Plain ol’ hard Problems
Plain ol’ hard problems are ones that are difficult to solve whether you’re human or not.
One example is solving non-linear equations. When outcomes are exquisitely sensitive to the initial variables, predictions will be lousy (cf chaos theory). That’s why weather forecasts don’t go much further out than three days. Throwing more computer power at the problem doesn’t extend the time scale, though it can give you finer physical resolution (eg hyper-local weather forecasts for a sports venue vs. a whole city). The halting problem in computer science is another example; it’s impossible to provide a general method for deciding whether a computer program will terminate in a finite time.
Gray zones
For now I’m going to skate blithely over the complication that the only problems we can think about are human-conceived problems. The maths we might use to show that a human-hard problem is technically trivial is a human artifact itself. Further, a plain ol’ hard problem may not be intrinsically hard; it may only be hard because the maths we’ve been able to come up with can’t handle it. Factoring large prime numbers is very hard to do as far as we know, and is the basis of many cryptographic systems. However, some mathematical genius may suddenly stumble on a way to do it easily; we just don’t know.
Human-hard problems are difficult to pin down because they’re dependent on formulation. People can analyze complex scenarios very easily when they’re described in terms of people and social power, but they do poorly when they’re abstracted. This is as one would expect – we probably have built-in mechanisms for “calculating” social relationships.

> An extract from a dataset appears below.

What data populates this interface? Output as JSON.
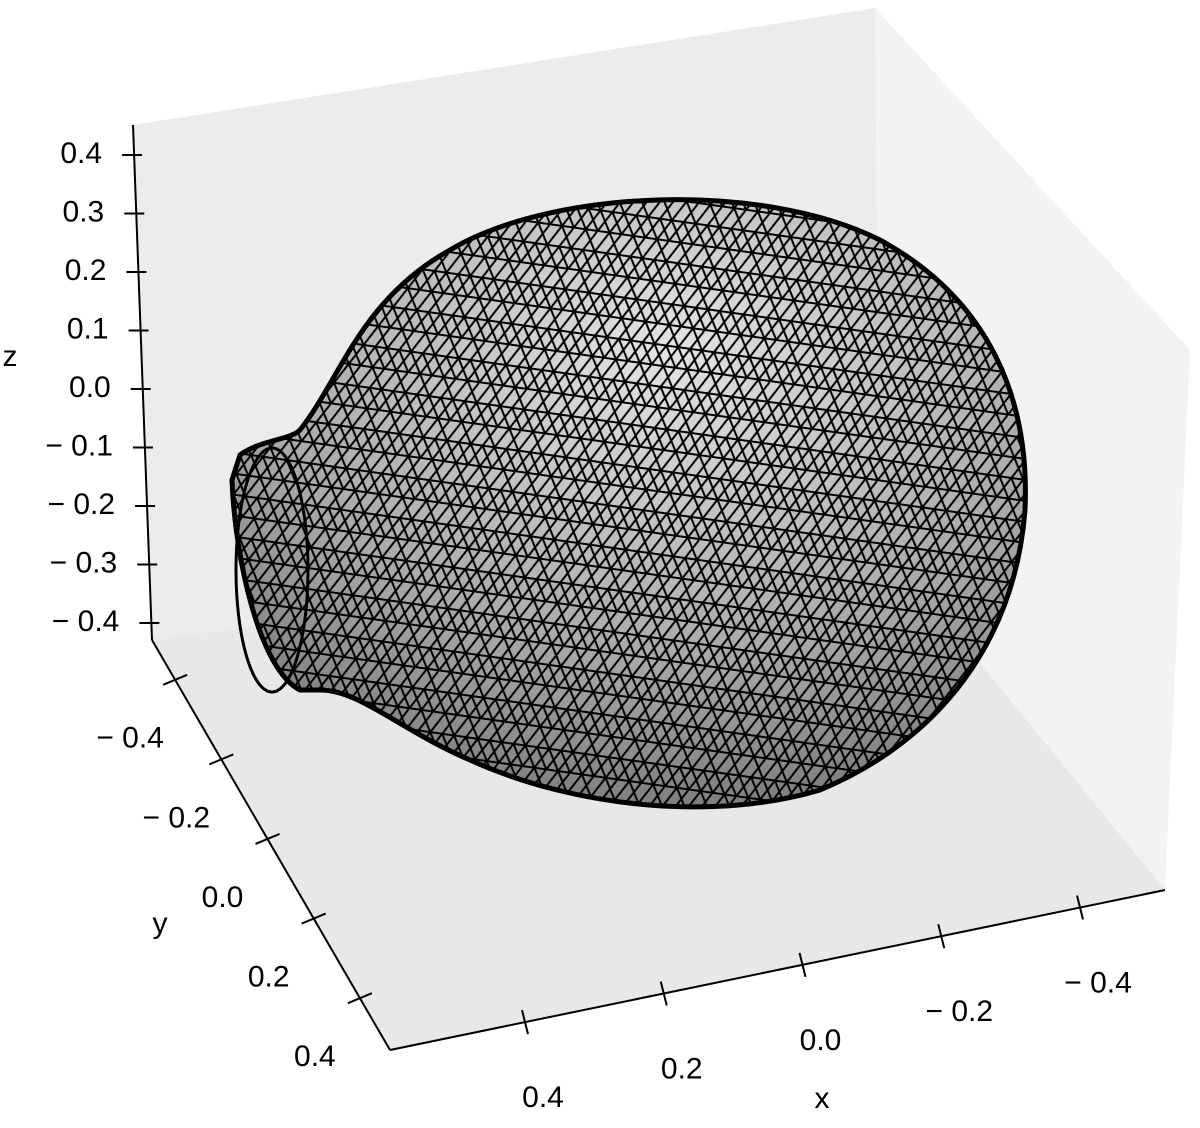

I wouldn’t put dry stone walling or cooking in either of the above two categories. These activities are hard, but learnable. The key distinction for my purposes is that they’re both physical activities; within the limit of variation of hand-eye coordination, most people can learn to do them. By contrast, activities that are mostly intellectual like math and software development show striking divergences between the few really good developers, and the rest. In civil engineering, according to my in-house coastal engineer, good people are better than average people, but by a factor of 2, not a factor of 100s or 1,000s as in software.
Summary
Human beings mostly think about abstract notions in concrete terms, using ideas and modes of reasoning grounded in their senses, muscles, and experience. Our thinking is embodied, that is, shaped by the structure of our brains, our bodies, and everyday interactions in the world. We have developed tools like mathematics for thinking about abstract things like hypercubes, but our intuitions about them tend to be concrete. As the knowledge economy fill our world with more abstractions, I would expect the number of human-hard problems to multiply.